September 15, 2014
MarkBernstein.org
 

Autumn Term

Autumn Term
Antonia Forest

(order)

(September 15, 2014)

I’ve been reading a bunch of School Stories lately, with special attention to the modern school story. (The Victorian school story ends with graduation; the modern school story ends with the dissolution of the school.) One technical problem of the school story is that it requires buckets of exposition concerning school customs and characters; one the one hand, this is the entire point, but unless you handle things with care it also become ludicrously parochial.

To this, the modern school story adds a second problem: how do you demolish the school without harming the children? The 19th century didn’t mind killing kids; kids died all the time, they die in Little Women and in Tom Brown’s Schooldays and it’s not a scandal. But this is very dicy territory now. Anya dies in Buffy, but (a) she’s a demon, and (b) she’s a kid but she’s also hundreds of years old. Rue dies in The Hunger Games, but that’s the start of a war. It’s quite tricky even to be beastly to a fictitious child these days.

The other school stories I’ve read are either famous and beloved or new and exciting. Autumn Term, which Meryl recommended, is thoroughly forgotten, out of print, and fairly difficult to find. It’s very much in the Victorian style, and it has the further delight of featuring identical twins (cf. Sisterland and Fangirl). It’s very well written. Though it’s implicitly feminist, the book is uninterested in race or gender or class; modern Britain isn’t even on the horizon, neither War has cast a shadow, we give no thought to the colonies and we are living still in the Edwardian twilight.
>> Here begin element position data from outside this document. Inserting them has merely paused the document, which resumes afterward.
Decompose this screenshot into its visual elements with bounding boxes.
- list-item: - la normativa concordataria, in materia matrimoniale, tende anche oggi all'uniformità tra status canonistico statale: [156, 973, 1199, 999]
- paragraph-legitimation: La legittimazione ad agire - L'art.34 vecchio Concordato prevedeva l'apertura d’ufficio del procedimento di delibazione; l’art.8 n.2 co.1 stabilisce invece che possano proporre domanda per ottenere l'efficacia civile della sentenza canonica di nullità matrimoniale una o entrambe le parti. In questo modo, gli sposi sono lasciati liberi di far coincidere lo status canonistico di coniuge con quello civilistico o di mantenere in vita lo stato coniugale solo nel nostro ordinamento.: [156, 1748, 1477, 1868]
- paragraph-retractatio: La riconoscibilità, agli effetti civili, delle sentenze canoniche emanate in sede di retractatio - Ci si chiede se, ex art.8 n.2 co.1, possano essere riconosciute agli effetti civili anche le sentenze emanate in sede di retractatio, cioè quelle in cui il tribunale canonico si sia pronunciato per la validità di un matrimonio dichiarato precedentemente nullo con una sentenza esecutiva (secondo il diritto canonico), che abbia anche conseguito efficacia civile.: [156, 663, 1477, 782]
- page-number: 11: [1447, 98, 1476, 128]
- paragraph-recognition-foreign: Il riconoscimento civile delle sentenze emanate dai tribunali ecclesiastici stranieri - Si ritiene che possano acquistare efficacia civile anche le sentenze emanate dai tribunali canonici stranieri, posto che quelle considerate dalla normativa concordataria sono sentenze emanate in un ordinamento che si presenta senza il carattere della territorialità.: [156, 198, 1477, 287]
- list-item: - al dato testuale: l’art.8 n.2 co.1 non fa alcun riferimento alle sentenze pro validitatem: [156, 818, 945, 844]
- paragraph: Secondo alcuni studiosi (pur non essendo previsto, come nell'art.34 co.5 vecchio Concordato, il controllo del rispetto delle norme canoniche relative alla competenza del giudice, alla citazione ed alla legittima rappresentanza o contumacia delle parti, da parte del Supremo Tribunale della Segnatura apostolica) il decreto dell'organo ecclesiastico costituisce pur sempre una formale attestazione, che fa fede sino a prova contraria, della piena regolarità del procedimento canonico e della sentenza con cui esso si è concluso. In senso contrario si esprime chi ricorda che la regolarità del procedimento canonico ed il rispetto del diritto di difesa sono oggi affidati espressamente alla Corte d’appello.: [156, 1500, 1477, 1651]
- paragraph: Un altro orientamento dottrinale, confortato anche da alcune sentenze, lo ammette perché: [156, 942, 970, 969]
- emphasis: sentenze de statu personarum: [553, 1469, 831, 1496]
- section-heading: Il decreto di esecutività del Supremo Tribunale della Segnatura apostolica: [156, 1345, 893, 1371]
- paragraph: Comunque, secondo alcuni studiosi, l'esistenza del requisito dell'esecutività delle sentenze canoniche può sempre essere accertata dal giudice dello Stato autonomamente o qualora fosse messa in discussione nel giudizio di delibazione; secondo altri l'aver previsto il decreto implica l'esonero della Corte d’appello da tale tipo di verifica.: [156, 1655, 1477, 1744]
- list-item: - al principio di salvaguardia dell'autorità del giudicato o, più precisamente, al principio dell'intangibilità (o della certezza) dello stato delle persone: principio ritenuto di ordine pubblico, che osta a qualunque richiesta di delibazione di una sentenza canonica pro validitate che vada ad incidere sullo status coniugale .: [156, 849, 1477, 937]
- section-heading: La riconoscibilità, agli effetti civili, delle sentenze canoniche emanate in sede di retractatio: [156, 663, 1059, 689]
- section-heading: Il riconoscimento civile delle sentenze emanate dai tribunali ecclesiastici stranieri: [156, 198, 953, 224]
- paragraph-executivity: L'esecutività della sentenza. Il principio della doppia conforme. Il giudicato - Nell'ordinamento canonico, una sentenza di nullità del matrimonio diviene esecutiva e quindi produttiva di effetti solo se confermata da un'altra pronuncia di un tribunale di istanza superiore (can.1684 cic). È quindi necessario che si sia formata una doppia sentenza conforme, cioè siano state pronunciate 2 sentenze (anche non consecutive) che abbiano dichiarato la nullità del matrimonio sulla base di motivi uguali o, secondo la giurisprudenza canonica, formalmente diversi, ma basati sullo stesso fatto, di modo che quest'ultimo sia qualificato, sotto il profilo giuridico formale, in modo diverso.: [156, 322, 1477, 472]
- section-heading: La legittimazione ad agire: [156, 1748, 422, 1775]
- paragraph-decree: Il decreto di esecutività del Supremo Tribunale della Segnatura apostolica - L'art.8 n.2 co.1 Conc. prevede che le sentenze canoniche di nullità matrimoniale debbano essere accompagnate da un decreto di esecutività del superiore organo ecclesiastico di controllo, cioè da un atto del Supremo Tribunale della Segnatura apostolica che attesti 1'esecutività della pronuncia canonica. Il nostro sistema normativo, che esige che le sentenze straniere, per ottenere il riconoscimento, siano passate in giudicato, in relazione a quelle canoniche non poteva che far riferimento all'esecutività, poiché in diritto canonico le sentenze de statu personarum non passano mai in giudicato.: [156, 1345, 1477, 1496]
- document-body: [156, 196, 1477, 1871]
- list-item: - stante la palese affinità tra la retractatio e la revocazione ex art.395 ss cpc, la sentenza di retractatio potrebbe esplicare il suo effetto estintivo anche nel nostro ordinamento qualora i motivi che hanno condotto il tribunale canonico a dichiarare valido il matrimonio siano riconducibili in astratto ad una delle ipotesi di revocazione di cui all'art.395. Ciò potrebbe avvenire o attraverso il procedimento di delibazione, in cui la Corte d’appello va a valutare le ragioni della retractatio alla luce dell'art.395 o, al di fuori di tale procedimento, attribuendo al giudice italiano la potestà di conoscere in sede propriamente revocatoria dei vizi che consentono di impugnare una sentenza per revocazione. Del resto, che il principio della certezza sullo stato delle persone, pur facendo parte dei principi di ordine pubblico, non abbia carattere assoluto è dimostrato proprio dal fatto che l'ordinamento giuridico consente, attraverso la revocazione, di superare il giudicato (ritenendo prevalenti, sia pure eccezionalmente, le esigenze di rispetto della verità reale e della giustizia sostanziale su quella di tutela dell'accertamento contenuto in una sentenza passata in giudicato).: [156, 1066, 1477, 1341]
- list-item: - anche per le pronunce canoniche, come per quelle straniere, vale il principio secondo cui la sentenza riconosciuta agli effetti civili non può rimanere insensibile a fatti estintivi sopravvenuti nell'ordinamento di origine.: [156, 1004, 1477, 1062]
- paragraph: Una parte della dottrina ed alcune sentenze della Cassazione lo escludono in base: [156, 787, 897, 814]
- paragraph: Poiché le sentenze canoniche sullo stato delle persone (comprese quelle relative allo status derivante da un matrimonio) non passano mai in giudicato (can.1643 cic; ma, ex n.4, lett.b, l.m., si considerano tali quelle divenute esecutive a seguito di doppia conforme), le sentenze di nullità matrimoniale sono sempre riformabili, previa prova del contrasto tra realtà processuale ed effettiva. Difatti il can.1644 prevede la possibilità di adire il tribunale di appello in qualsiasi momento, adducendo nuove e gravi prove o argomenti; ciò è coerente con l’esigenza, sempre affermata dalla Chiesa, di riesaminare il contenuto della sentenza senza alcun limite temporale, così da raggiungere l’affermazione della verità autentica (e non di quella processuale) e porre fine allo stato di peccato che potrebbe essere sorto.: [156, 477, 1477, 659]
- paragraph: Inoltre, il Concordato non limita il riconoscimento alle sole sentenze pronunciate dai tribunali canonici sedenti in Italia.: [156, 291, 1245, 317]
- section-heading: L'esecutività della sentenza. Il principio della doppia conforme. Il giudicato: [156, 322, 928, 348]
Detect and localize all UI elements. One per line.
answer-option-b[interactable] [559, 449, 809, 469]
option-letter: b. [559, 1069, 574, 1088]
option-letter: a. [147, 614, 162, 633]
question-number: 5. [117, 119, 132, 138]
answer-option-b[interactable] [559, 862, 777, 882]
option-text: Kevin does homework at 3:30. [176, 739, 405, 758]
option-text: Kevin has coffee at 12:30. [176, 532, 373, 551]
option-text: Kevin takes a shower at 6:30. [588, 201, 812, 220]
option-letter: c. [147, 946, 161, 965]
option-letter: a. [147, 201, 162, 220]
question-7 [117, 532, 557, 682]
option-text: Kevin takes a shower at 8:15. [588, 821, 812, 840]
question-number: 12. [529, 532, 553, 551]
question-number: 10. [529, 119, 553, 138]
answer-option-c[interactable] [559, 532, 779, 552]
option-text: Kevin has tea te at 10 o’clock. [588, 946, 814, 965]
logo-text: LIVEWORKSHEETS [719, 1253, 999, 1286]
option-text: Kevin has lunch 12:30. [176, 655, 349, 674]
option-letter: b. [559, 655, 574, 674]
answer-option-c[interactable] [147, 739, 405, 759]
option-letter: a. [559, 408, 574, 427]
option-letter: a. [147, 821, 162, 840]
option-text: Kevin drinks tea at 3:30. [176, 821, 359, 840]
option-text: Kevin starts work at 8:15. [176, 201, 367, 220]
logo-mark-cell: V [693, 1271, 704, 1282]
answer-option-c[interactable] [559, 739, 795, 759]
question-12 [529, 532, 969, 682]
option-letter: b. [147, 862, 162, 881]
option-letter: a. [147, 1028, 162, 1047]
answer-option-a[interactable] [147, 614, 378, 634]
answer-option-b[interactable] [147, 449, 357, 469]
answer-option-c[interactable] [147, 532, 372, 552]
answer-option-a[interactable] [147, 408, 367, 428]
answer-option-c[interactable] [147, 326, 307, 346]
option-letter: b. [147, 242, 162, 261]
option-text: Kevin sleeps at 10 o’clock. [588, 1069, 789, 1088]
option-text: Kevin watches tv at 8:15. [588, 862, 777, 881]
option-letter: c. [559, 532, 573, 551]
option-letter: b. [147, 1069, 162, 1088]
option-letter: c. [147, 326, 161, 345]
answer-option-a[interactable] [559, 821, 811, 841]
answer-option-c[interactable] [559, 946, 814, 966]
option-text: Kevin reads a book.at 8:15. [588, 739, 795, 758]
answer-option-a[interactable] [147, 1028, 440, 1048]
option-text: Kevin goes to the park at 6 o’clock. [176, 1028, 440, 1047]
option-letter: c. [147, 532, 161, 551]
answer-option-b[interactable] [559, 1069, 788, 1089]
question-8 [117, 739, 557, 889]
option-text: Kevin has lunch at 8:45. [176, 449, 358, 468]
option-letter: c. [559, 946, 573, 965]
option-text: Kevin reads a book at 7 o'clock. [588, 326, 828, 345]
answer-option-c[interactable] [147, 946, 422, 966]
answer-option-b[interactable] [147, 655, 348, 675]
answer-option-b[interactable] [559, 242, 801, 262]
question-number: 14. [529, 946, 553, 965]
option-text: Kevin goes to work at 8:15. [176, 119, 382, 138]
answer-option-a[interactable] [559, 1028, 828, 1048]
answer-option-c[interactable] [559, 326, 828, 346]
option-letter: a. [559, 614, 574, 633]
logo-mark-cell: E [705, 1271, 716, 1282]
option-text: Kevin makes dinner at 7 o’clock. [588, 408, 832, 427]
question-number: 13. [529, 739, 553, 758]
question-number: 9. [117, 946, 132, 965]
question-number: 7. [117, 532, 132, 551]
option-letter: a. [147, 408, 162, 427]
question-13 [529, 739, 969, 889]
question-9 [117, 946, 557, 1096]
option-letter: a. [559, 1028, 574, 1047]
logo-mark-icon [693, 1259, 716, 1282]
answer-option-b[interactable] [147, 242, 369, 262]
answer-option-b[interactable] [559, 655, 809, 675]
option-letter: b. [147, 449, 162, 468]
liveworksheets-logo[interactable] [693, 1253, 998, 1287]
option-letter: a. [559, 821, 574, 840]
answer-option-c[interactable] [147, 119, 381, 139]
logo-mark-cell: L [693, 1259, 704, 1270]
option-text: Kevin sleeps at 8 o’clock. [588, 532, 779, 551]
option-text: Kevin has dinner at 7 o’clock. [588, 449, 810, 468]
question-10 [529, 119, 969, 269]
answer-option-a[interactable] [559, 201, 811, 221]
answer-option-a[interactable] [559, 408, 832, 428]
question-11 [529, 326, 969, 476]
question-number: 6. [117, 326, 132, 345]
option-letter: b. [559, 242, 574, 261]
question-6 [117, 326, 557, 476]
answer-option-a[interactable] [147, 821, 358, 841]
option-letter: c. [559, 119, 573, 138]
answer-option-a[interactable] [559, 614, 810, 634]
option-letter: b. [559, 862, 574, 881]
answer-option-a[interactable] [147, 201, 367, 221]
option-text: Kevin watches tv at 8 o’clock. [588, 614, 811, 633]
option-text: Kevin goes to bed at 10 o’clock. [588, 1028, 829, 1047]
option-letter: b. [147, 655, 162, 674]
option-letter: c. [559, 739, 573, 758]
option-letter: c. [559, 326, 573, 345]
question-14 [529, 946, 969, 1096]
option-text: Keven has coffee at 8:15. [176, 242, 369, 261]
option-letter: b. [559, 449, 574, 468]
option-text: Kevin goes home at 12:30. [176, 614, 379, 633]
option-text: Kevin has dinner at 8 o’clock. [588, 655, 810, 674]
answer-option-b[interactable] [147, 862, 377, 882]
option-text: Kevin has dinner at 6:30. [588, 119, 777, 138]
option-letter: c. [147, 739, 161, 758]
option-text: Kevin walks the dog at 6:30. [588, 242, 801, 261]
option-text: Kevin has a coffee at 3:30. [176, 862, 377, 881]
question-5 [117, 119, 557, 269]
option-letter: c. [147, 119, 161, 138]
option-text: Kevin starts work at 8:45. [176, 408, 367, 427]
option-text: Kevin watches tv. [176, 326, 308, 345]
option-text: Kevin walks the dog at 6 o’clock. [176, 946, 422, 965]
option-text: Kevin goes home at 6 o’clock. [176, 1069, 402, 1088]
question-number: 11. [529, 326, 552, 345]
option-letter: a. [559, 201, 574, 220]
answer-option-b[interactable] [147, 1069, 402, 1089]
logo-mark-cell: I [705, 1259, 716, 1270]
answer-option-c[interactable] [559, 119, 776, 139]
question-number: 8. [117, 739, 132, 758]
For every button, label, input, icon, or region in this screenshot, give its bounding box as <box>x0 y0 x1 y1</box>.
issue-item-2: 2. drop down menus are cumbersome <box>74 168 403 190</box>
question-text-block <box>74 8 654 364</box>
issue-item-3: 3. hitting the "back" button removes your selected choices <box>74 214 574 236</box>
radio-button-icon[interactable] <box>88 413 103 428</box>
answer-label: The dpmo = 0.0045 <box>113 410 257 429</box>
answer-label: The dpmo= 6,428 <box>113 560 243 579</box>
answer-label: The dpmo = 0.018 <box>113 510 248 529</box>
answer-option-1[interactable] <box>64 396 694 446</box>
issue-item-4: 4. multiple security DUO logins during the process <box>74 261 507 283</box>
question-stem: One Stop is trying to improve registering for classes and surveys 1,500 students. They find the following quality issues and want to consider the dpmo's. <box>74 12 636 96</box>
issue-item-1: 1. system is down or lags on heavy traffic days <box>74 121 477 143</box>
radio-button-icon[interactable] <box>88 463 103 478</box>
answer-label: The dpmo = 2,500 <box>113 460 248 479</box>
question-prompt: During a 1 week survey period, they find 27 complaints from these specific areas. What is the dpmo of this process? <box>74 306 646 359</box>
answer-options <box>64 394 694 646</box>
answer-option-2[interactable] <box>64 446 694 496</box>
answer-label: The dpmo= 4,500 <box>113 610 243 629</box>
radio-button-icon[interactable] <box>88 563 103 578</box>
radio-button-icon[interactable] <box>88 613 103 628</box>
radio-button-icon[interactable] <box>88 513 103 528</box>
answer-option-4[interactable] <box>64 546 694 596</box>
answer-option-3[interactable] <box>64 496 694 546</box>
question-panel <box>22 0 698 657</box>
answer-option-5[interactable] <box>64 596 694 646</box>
The series, of which this is the first installment, is a fascinating little corner of book selling. The stories are again out of print, having been reprinted in the 90’s by Puffin and in the 00’s by a small press. They’re not wildly well known, but they have sufficient following that an old Puffin paperback in adequate condition is likely to sell for $70 or so in our newly-efficient used book market. Programmed bidding, where booksellers have their computers check competitor pricing, sometimes leads to isolated used book weirdness where some forgotten volume winds up with an astronomical price, but I suspect this is real: there’s enough demand to keep the price high, but not quite enough demand to attract the attention of a publisher and of the author’s estate.